Responsable de ce sondage, le vice-président de CROP, Claude Gauthier, estime qu'il faut cependant relativiser cette statistique. «Au moment où nous avons posé la question, la candidature d'un Noir n'était pas dans le collimateur. C'est plus facile dans ces circonstances de dire oui, oui, je serais prêt à élire un Noir. Personne n'aime montrer sa propre intolérance», remarque-t-il.

M. Gauthier croit néanmoins que la population québécoise fait preuve d'une ouverture certaine. «On n'a qu'à allumer la télévision. Il y a beaucoup de personnalités publiques et médiatiques noires au Québec, qu'on pense à Gregory Charles, à Luck Mervil ou à Dany Laferrière.»

Directeur du centre de recherche en éthique de l'Université de Montréal, Daniel Weinstock est du même avis. Selon lui, la race n'est pas un obstacle majeur dans la vie politique québécoise. «Chaque société a son point chatouilleux. Ici, ce n'est pas la race, c'est la religion. Je crois que le Québec serait prêt à élire un premier ministre noir, mais peut-être pas un premier ministre juif ou musulman, tout blanc qu'il soit», avance l'expert, qui a notamment fait partie du comité des sages de la commission Bouchard-Taylor.
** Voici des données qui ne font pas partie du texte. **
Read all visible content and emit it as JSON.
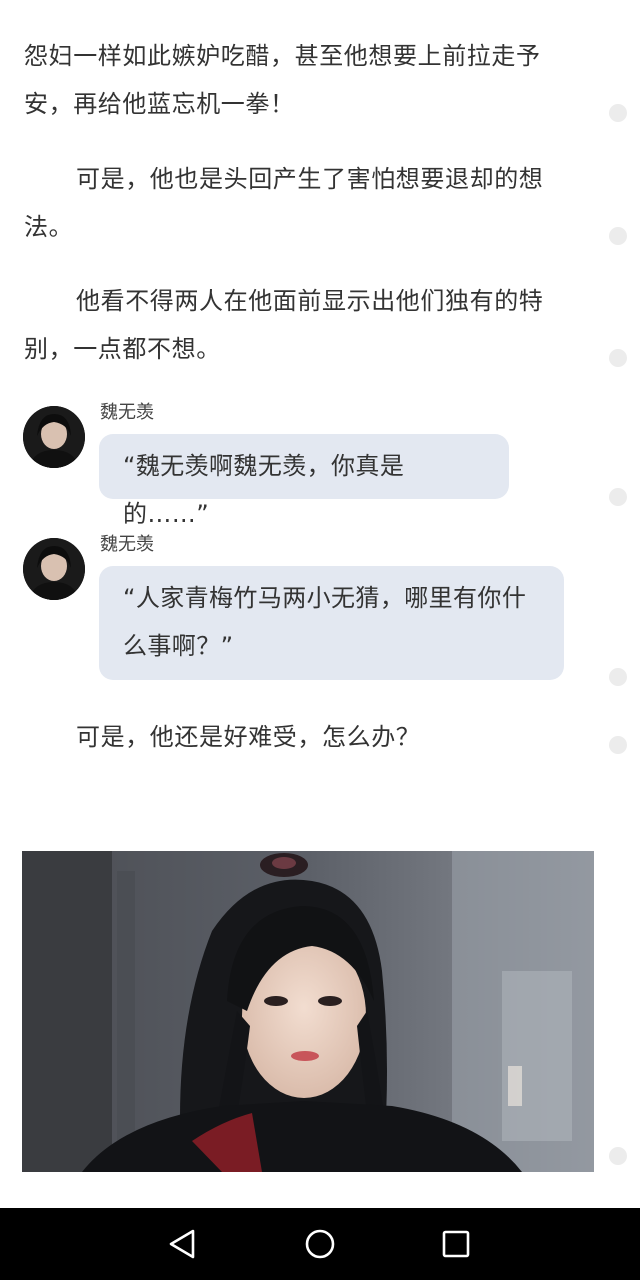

Professeur en sociologie à l'Université du Québec à Montréal, Rachad Antonius ne croit pas pour sa part que le Québec soit prêt à élire son propre Obama. «On n'est tout simplement pas encore au point où un parti politique serait prêt à élire à sa tête un membre d'une minorité. Cette personne serait perçue comme ne défendant pas l'identité québécoise face au Canada anglais», estime le sociologue.
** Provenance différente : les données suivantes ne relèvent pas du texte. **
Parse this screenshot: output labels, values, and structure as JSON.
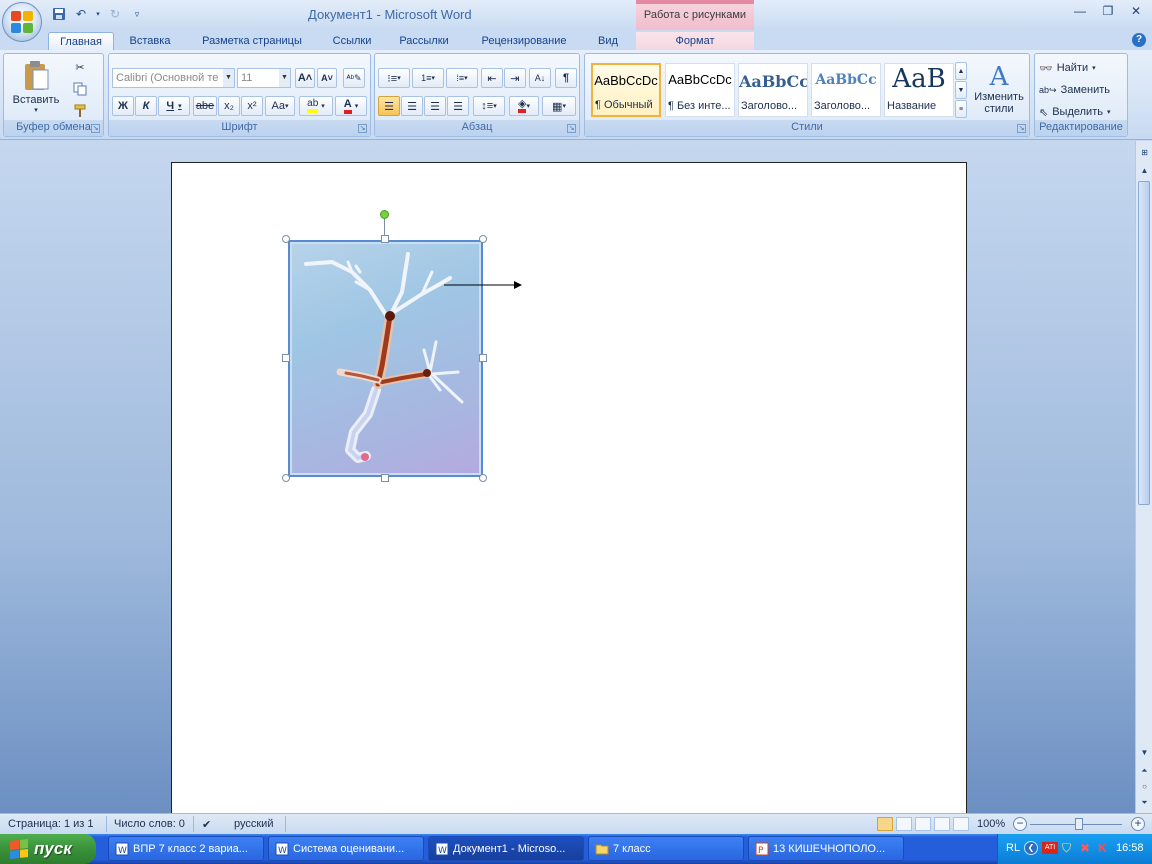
{
  "window": {
    "doc_title": "Документ1 - Microsoft Word",
    "context_tab_header": "Работа с рисунками"
  },
  "tabs": [
    {
      "label": "Главная"
    },
    {
      "label": "Вставка"
    },
    {
      "label": "Разметка страницы"
    },
    {
      "label": "Ссылки"
    },
    {
      "label": "Рассылки"
    },
    {
      "label": "Рецензирование"
    },
    {
      "label": "Вид"
    },
    {
      "label": "Формат"
    }
  ],
  "clipboard": {
    "paste_label": "Вставить",
    "group_label": "Буфер обмена"
  },
  "font": {
    "font_name": "Calibri (Основной те",
    "font_size": "11",
    "bold": "Ж",
    "italic": "К",
    "underline": "Ч",
    "strike": "abe",
    "subscript": "x₂",
    "superscript": "x²",
    "change_case": "Aa",
    "grow": "A˄",
    "shrink": "A˅",
    "group_label": "Шрифт"
  },
  "paragraph": {
    "group_label": "Абзац",
    "show_marks": "¶"
  },
  "styles": {
    "group_label": "Стили",
    "items": [
      {
        "sample": "AaBbCcDc",
        "name": "¶ Обычный"
      },
      {
        "sample": "AaBbCcDc",
        "name": "¶ Без инте..."
      },
      {
        "sample": "AaBbCc",
        "name": "Заголово..."
      },
      {
        "sample": "AaBbCc",
        "name": "Заголово..."
      },
      {
        "sample": "AaB",
        "name": "Название"
      }
    ],
    "change_styles_line1": "Изменить",
    "change_styles_line2": "стили"
  },
  "editing": {
    "find": "Найти",
    "replace": "Заменить",
    "select": "Выделить",
    "group_label": "Редактирование"
  },
  "statusbar": {
    "page": "Страница: 1 из 1",
    "words": "Число слов: 0",
    "language": "русский",
    "zoom": "100%"
  },
  "taskbar": {
    "start_label": "пуск",
    "tasks": [
      {
        "label": "ВПР 7 класс 2 вариа..."
      },
      {
        "label": "Система оценивани..."
      },
      {
        "label": "Документ1 - Microso..."
      },
      {
        "label": "7 класс"
      },
      {
        "label": "13  КИШЕЧНОПОЛО..."
      }
    ],
    "lang": "RL",
    "time": "16:58"
  },
  "colors": {
    "ribbon_bg": "#d5e3f5",
    "context_tab": "#f0bccc",
    "taskbar_blue": "#245edb",
    "start_green": "#3a923a",
    "selected_style_border": "#f0b43c"
  }
}
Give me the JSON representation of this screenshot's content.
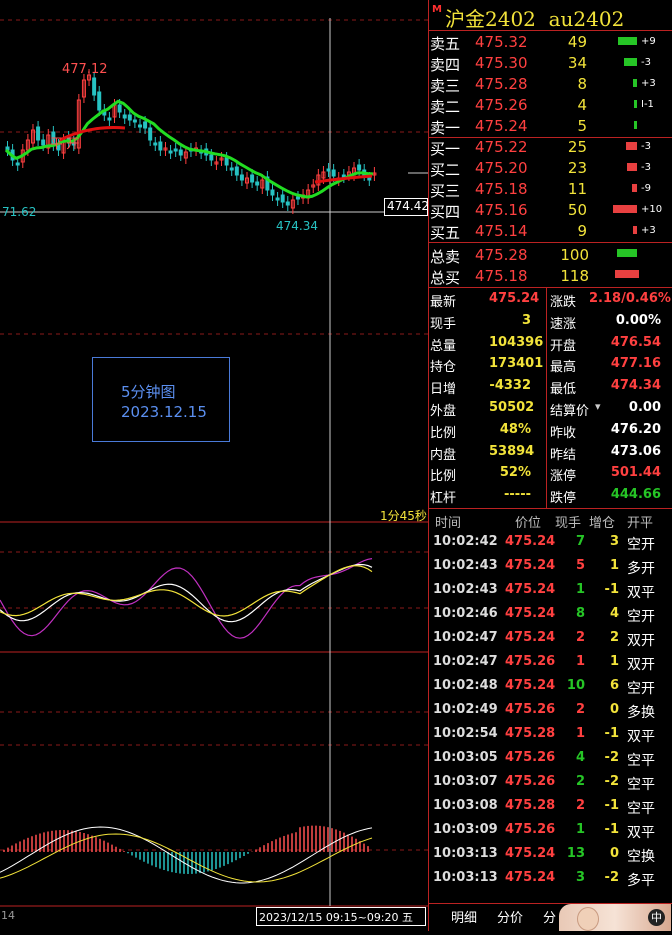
{
  "header": {
    "marker": "M",
    "title": "沪金2402  au2402"
  },
  "orderbook": {
    "asks": [
      {
        "label": "卖五",
        "price": "475.32",
        "vol": "49",
        "chg": "+9",
        "chg_color": "#26c526",
        "bar": 0.8
      },
      {
        "label": "卖四",
        "price": "475.30",
        "vol": "34",
        "chg": "-3",
        "chg_color": "#26c526",
        "bar": 0.55
      },
      {
        "label": "卖三",
        "price": "475.28",
        "vol": "8",
        "chg": "+3",
        "chg_color": "#26c526",
        "bar": 0.15
      },
      {
        "label": "卖二",
        "price": "475.26",
        "vol": "4",
        "chg": "I-1",
        "chg_color": "#26c526",
        "bar": 0.06
      },
      {
        "label": "卖一",
        "price": "475.24",
        "vol": "5",
        "chg": "",
        "chg_color": "#26c526",
        "bar": 0.08
      }
    ],
    "bids": [
      {
        "label": "买一",
        "price": "475.22",
        "vol": "25",
        "chg": "-3",
        "chg_color": "#e84040",
        "bar": 0.45
      },
      {
        "label": "买二",
        "price": "475.20",
        "vol": "23",
        "chg": "-3",
        "chg_color": "#e84040",
        "bar": 0.42
      },
      {
        "label": "买三",
        "price": "475.18",
        "vol": "11",
        "chg": "-9",
        "chg_color": "#e84040",
        "bar": 0.22
      },
      {
        "label": "买四",
        "price": "475.16",
        "vol": "50",
        "chg": "+10",
        "chg_color": "#e84040",
        "bar": 1.0
      },
      {
        "label": "买五",
        "price": "475.14",
        "vol": "9",
        "chg": "+3",
        "chg_color": "#e84040",
        "bar": 0.18
      }
    ],
    "total_sell": {
      "label": "总卖",
      "price": "475.28",
      "vol": "100"
    },
    "total_buy": {
      "label": "总买",
      "price": "475.18",
      "vol": "118"
    }
  },
  "stats": [
    {
      "l1": "最新",
      "v1": "475.24",
      "c1": "#ff4040",
      "l2": "涨跌",
      "v2": "2.18/0.46%",
      "c2": "#ff4040"
    },
    {
      "l1": "现手",
      "v1": "3",
      "c1": "#f2e33a",
      "l2": "速涨",
      "v2": "0.00%",
      "c2": "#fff"
    },
    {
      "l1": "总量",
      "v1": "104396",
      "c1": "#f2e33a",
      "l2": "开盘",
      "v2": "476.54",
      "c2": "#ff4040"
    },
    {
      "l1": "持仓",
      "v1": "173401",
      "c1": "#f2e33a",
      "l2": "最高",
      "v2": "477.16",
      "c2": "#ff4040"
    },
    {
      "l1": "日增",
      "v1": "-4332",
      "c1": "#f2e33a",
      "l2": "最低",
      "v2": "474.34",
      "c2": "#ff4040"
    },
    {
      "l1": "外盘",
      "v1": "50502",
      "c1": "#f2e33a",
      "l2": "结算价",
      "v2": "0.00",
      "c2": "#fff"
    },
    {
      "l1": "比例",
      "v1": "48%",
      "c1": "#f2e33a",
      "l2": "昨收",
      "v2": "476.20",
      "c2": "#fff"
    },
    {
      "l1": "内盘",
      "v1": "53894",
      "c1": "#f2e33a",
      "l2": "昨结",
      "v2": "473.06",
      "c2": "#fff"
    },
    {
      "l1": "比例",
      "v1": "52%",
      "c1": "#f2e33a",
      "l2": "涨停",
      "v2": "501.44",
      "c2": "#ff4040"
    },
    {
      "l1": "杠杆",
      "v1": "-----",
      "c1": "#f2e33a",
      "l2": "跌停",
      "v2": "444.66",
      "c2": "#26c526"
    }
  ],
  "ticks_header": {
    "time": "时间",
    "price": "价位",
    "vol": "现手",
    "oi": "增仓",
    "nature": "开平"
  },
  "ticks": [
    {
      "time": "10:02:42",
      "price": "475.24",
      "vol": "7",
      "vc": "#26c526",
      "oi": "3",
      "nature": "空开"
    },
    {
      "time": "10:02:43",
      "price": "475.24",
      "vol": "5",
      "vc": "#ff4040",
      "oi": "1",
      "nature": "多开"
    },
    {
      "time": "10:02:43",
      "price": "475.24",
      "vol": "1",
      "vc": "#26c526",
      "oi": "-1",
      "nature": "双平"
    },
    {
      "time": "10:02:46",
      "price": "475.24",
      "vol": "8",
      "vc": "#26c526",
      "oi": "4",
      "nature": "空开"
    },
    {
      "time": "10:02:47",
      "price": "475.24",
      "vol": "2",
      "vc": "#ff4040",
      "oi": "2",
      "nature": "双开"
    },
    {
      "time": "10:02:47",
      "price": "475.26",
      "vol": "1",
      "vc": "#ff4040",
      "oi": "1",
      "nature": "双开"
    },
    {
      "time": "10:02:48",
      "price": "475.24",
      "vol": "10",
      "vc": "#26c526",
      "oi": "6",
      "nature": "空开"
    },
    {
      "time": "10:02:49",
      "price": "475.26",
      "vol": "2",
      "vc": "#ff4040",
      "oi": "0",
      "nature": "多换"
    },
    {
      "time": "10:02:54",
      "price": "475.28",
      "vol": "1",
      "vc": "#ff4040",
      "oi": "-1",
      "nature": "双平"
    },
    {
      "time": "10:03:05",
      "price": "475.26",
      "vol": "4",
      "vc": "#26c526",
      "oi": "-2",
      "nature": "空平"
    },
    {
      "time": "10:03:07",
      "price": "475.26",
      "vol": "2",
      "vc": "#26c526",
      "oi": "-2",
      "nature": "空平"
    },
    {
      "time": "10:03:08",
      "price": "475.28",
      "vol": "2",
      "vc": "#ff4040",
      "oi": "-1",
      "nature": "空平"
    },
    {
      "time": "10:03:09",
      "price": "475.26",
      "vol": "1",
      "vc": "#26c526",
      "oi": "-1",
      "nature": "双平"
    },
    {
      "time": "10:03:13",
      "price": "475.24",
      "vol": "13",
      "vc": "#26c526",
      "oi": "0",
      "nature": "空换"
    },
    {
      "time": "10:03:13",
      "price": "475.24",
      "vol": "3",
      "vc": "#26c526",
      "oi": "-2",
      "nature": "多平"
    }
  ],
  "tabs": [
    "明细",
    "分价",
    "分"
  ],
  "chart": {
    "label_high": "477.12",
    "label_low_left": "71.62",
    "label_low": "474.34",
    "price_tag": "474.42",
    "info_title": "5分钟图",
    "info_date": "2023.12.15",
    "countdown": "1分45秒",
    "time_range": "2023/12/15 09:15~09:20 五",
    "corner_label": "14",
    "annotation_a": "平",
    "annotation_b": "开",
    "avatar_label": "中"
  }
}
Toutes ces analyses n'empêchent pas des politiciens noirs de rêver de lendemains brillants pour la génération montante, née au Québec. C'est le cas de Vivian Barbot, ancienne députée bloquiste dans Papineau, récemment battue par Justin Trudeau. «Oui, en politique, la couleur est un élément qui compte, être une femme aussi. Mais les plus jeunes qui nous suivent n'attendront pas comme nous leur retraite pour faire de la politique. Ils vont se lancer plus tôt, avoir le temps de gravir les échelons. Quand ils arriveront au sommet, ce sont leurs idées qui vont compter, pas leur race.» Et avec l'exemple de Barack Obama au sud de la frontière, Vivian Barbot est convaincue qu'ils seront nombreux à tenter leur chance.